= Mark Talbott =

American squash player and coach

Mark Talbott is an American squash coach and former professional squash player. He is known as one of the all-time great players of hardball squash.

Talbott was inducted into the United States Squash Hall of Fame in 2000. He was the World Professional Squash Association Player of the Year eight times and an Olympic Athlete of the Year in 1991, `92, and `95. In addition, he captained the first USA Team to compete in the Pan American Games in 1995, earned the Sharif Khan Award for Sportsmanship in 1991, and won the United States Squash Racquets Association (USSRA) President’s Cup in 1989.

==Playing career==
Raised in Dayton, Ohio, Talbott graduated from the Mercersburg Academy in 1978. He joined the World Professional Squash Association hardball tour in 1980 and was ranked as the World No. 1 hardball squash player for 13 years, from 1983–95. He won 70% of the tournaments he entered during that period.

Talbott is considered the most dominant American squash player in history. His strongest international rival is Sharif Khan, a Pakistani-born player who emigrated to Canada in the late-1960s, and who retired shortly before Talbott emerged on the scene. The most significant factor which militates against Talbott being the greatest hardball squash player of all-time is his record against Sharif's distant cousin Jahangir Khan. In the mid-1980s, Talbott had begun to establish himself as the most dominant player in the hardball squash game, while Jahangir was the clear leading player on the international softball squash circuit. During 1983-86, Jahangir decided to test his ability on the North American hardball circuit. Talbott and Jahangir faced each other on 11 occasions in hardball tournaments during this period (all in tournament finals), and Jahangir won 10 of their encounters. Talbott did however manage to beat Jahangir once, in the final of the Boston Open in 1984, a feat which no player on the international softball circuit managed in the 1981-86 period when Jahangir compiled a five-year winning streak.

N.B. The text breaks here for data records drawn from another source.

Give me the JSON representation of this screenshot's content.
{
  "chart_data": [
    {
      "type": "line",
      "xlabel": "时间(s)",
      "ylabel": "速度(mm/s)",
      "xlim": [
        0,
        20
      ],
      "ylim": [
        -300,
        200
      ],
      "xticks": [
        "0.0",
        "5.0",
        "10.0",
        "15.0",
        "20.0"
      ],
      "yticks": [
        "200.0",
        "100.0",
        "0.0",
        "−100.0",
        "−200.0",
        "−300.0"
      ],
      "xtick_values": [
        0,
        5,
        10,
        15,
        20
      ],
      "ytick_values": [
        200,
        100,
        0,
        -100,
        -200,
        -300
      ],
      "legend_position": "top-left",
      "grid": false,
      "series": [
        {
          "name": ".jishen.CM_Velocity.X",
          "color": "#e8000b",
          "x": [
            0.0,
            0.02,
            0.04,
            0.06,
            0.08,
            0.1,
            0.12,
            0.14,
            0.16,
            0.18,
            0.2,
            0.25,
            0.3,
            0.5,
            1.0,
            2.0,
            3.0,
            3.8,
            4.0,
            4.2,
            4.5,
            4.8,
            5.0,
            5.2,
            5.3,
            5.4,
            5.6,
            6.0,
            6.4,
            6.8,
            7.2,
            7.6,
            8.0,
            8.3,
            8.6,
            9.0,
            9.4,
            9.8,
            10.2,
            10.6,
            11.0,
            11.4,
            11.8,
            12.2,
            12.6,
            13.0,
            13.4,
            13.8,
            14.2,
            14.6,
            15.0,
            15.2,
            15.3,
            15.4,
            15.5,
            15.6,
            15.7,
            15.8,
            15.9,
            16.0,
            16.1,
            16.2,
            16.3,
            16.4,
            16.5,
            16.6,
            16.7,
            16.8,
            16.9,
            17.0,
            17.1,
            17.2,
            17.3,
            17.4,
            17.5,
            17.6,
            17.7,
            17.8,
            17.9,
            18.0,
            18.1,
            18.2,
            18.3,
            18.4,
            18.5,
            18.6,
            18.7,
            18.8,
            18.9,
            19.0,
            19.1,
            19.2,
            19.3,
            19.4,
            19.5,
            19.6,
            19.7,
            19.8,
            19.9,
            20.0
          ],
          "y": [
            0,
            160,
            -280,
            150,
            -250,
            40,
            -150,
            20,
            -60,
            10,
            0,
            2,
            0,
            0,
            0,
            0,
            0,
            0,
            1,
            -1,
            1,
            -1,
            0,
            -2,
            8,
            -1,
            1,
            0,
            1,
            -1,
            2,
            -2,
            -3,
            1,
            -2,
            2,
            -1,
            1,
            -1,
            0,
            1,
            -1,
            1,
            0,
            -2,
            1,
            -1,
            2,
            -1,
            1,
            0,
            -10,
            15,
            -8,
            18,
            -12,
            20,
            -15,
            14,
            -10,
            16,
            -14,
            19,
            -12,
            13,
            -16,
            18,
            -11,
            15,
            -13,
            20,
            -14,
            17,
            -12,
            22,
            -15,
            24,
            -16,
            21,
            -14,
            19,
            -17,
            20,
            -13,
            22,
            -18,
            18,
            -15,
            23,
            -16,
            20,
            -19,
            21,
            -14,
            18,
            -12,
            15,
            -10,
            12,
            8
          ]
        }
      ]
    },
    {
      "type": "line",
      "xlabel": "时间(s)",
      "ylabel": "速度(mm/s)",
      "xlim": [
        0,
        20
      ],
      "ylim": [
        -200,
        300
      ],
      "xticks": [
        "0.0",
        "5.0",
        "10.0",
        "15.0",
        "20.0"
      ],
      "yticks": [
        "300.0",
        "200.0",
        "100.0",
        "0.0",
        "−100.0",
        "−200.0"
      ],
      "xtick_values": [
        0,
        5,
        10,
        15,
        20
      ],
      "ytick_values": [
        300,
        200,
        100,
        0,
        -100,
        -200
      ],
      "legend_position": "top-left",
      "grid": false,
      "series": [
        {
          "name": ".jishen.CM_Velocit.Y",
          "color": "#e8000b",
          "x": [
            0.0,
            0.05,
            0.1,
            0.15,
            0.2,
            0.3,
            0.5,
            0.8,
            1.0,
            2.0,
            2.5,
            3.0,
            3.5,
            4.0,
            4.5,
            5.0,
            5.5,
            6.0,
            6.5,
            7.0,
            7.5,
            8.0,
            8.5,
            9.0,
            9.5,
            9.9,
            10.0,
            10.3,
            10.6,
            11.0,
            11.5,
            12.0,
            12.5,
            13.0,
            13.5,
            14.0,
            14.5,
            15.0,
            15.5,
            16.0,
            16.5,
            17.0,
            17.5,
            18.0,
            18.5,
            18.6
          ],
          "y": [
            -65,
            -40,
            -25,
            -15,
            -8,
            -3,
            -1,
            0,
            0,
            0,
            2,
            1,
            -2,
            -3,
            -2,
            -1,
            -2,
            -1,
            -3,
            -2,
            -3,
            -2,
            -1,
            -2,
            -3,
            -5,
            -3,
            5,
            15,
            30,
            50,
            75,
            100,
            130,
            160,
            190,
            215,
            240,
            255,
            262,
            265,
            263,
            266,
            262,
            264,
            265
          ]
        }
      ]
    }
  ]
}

In response to the challenge from Jahangir, Talbott acquired a personal coach, Ken Binns, who helped him develop a much sharper array of shots. As the rivalry developed, their matches became very competitive and drew considerable attention. After 1986, Jahangir stopped playing on the hardball circuit to focus more on the softball game. Whether Talbott would have been able to turn the tide had the rivalry continued will therefore never be known. But the experience of playing against Jahangir undoubtedly helped spur Talbott's game to new heights in the later part of the 1980s, when he dominated the hardball circuit. He also represented the United States at the 1983 & 1985 World Team Squash Championships. Doubles partners have included US Squash Hall of Famer Peter Briggs with whom he was partnered in 1984 and 1985.

==Coaching career==
Since retiring as a player, Talbott has worked as a squash coach. The Talbott Squash Academy, a well-respected summer camp for juniors and adults, was established in 1991, and is currently held at St George's School, Middletown, Rhode Island, and at Stanford University. In 1998, he was appointed the head coach of the Yale University women's team, joining his brother, David Talbott, who had been the men's coach at Yale for fifteen years. After being ranked sixth upon Mark's arrival, the Yale women unseated the reigning champions, Trinity College, in 2004. Later that year, Talbott resigned from his position at Yale and moved to California to become the Director of Squash at Stanford University, where he is working to help expand squash on the West Coast.

Talbott is the grandson of Bud Talbott, the former head coach of the Dayton Triangles and, the brother-in-law of the celebrity chef Ming Tsai, who played squash at Yale, and was one of the top players in the US in the late 1980s and early 1990s.

Talbott currently resides in Palo Alto, California, with his wife and two children.